MATARAM–Jenazah Wahyu Dian Silviani, S.Si., M.Env (34) sudah dimakamkan di Mataram pada Sabtu (26/8/2023).

Dosen Universitas Islam Negeri (UIN) Raden Mas Said Solo itu dibunuh dengan brutal di rumah temannya, yang berdekatan dengan rumahnya yang direnovasi di Gatak, Sukoharjo, Jawa Tengah pada Kamis (24/8/2023).

Pembunuhnya adalah Dwi Feriyanto (23) warga Desa Tempel, Kecamatan Gatak, Kabupaten Sukoharjo, Provinsi Jawa Tengah, yang merupakan buruh bangunan di rumah Dian.
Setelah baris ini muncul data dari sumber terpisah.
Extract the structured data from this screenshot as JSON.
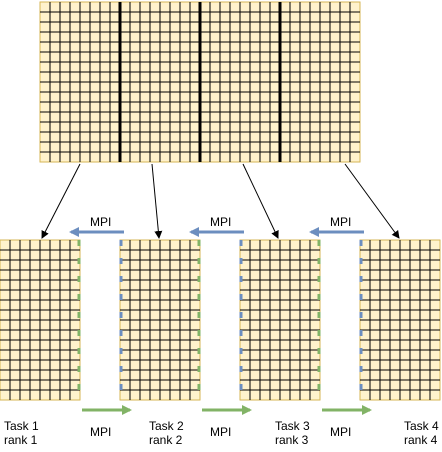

Dwi ditangkap di rumahnya pada Jumat (25/8/2023) dini hari. Kapolres Sukoharjo AKBP Sigit mengatakan
Dwi mengaku tega menghabisi nyawa Dian lantaran merasa sakit hati sering dikatain.

“Motifnya sakit hati, lalu membunuh korban dan juga mengambil HP dan uang korban,” ungkap Kapolres

Berdasarkan hasil autopsi pihak medis, terdapat luka lebam di paha kanan dan tidak ada kekerasan seksual. Lalu, ada luka tusuk di dada kanan, di atas payudara dan di atasnya. Selain itu, terdapat sayatan di samping ketiak kanan.

Lalu, lengan sebelah kiri bagian dalam terdapat luka terbuka, luka bacok dari pelipis sampai pipi kanan sekitar 10 cm, bibir kanan terdapat luka tusuk, luka terbuka hidung atas.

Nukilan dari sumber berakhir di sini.